118 – 107 av. JC

Denier Cornelia _ RRC 310/1

Avers SISENA / ROMA

Tête casquée de Rome à droite ; X sous le menton.

Revers : CN·CORNEL·L·F (Cnaeus Cornelius Lucii Filius)

Jupiter dans un quadrige galopant à droite, tenant un sceptre et les rênes de la main gauche et brandissant un foudre de la main droite ; au-dessus, tête radiée de Sol à gauche et croissant de lune ; monstre anguipède, géant (Typhon) sous le quadrige, transpercé par un foudre.

Atelier : Rome

Gens Cornelia

Références : RRC 310/1 – B.17 (Cornelia)

Indice de rareté : 10 Francs Babelon

Descriptif : Le revers fait peut-être écho au combat qui oppose dans la gigantomachie, Jupiter (Zeus) aux Géants dont il finit par triompher.
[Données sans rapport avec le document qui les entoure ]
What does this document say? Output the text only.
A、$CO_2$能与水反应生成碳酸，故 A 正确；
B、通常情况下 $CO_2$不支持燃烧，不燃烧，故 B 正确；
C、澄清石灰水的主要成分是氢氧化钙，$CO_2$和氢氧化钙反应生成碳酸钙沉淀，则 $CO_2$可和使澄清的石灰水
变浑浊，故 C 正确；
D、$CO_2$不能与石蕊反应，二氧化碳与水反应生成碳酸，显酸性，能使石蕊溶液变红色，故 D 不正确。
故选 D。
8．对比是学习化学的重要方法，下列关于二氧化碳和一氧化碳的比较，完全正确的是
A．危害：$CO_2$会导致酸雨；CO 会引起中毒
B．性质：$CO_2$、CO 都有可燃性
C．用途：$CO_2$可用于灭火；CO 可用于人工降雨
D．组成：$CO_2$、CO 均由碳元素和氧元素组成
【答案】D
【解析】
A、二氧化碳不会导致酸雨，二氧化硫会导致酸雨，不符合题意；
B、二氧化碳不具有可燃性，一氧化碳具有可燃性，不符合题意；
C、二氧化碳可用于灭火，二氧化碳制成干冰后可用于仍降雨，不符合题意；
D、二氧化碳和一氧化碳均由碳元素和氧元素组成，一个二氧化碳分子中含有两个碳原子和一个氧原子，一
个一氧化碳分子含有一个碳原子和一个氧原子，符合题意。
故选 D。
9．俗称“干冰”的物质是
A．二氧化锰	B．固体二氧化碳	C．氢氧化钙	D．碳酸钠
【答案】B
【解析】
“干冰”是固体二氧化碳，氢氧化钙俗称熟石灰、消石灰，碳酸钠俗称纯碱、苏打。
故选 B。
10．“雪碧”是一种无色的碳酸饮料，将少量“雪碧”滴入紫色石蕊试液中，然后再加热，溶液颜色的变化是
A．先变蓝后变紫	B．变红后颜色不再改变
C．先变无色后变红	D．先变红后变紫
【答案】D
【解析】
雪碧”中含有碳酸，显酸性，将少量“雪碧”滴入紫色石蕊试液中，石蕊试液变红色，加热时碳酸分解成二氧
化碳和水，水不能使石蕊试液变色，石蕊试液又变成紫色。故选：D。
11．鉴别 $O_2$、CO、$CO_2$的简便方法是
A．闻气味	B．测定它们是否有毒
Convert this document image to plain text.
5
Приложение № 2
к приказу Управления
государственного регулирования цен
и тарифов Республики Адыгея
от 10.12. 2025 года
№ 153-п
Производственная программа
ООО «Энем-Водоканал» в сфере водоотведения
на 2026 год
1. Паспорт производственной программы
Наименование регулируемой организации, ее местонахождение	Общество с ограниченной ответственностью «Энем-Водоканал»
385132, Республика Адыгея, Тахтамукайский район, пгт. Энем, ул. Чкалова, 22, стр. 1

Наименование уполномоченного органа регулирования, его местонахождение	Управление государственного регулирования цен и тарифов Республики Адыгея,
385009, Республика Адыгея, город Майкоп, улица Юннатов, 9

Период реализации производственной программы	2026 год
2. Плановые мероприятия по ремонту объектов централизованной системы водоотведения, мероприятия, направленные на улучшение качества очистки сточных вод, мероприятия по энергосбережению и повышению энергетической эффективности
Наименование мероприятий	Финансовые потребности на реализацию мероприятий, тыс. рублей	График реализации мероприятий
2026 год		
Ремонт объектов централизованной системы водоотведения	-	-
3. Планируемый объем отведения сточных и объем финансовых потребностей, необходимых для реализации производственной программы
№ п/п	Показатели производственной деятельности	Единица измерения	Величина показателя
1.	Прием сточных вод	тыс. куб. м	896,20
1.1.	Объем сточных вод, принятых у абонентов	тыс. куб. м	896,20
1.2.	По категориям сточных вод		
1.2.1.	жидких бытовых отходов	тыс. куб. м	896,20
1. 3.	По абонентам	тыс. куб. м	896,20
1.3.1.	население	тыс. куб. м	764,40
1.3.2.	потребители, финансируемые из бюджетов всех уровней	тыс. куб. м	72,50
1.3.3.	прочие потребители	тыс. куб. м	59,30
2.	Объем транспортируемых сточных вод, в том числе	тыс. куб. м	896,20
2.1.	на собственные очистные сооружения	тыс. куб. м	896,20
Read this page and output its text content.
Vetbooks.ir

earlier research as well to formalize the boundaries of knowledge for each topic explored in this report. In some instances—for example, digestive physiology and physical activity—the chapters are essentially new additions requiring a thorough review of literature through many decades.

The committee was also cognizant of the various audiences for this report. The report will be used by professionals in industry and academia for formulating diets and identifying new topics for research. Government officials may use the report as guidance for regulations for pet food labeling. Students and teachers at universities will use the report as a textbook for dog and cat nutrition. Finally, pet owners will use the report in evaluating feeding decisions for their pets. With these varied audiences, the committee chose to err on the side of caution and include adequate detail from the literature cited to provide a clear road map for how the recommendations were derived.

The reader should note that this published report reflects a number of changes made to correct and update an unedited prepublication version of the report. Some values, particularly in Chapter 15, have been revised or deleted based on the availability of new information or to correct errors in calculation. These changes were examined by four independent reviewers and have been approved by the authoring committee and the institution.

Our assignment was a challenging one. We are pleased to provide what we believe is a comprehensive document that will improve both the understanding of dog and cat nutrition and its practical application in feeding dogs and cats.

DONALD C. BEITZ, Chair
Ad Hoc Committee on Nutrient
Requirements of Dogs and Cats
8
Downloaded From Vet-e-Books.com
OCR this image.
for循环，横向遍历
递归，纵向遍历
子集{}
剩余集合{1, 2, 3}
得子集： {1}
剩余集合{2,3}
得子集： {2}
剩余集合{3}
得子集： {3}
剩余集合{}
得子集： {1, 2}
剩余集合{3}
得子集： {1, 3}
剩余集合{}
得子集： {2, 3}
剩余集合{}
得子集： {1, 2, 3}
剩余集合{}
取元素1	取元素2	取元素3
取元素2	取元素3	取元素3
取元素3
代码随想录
Le revers avec la représentation du Soleil (Sol) et de la Lune (Luna) est lié aux différentes représentations des deniers de la période. Ce denier est parfois daté entre 118 et 107 avant J.-C. comme celui d’A. Manlius Sergianus. Ces deux types, difficiles à dater, ont certainement été frappés au même moment. Notre monétaire doit être distingué de son homonyme Cneius Cornelius Sisena, préteur en 119 avant J.-C. Ce type de denier fait aussi référence à la victoire de Scipion sur Antiochus III le Grand (223-187 avant J.-C.) à Magnésie du Sipyle en 190 avant J.-C.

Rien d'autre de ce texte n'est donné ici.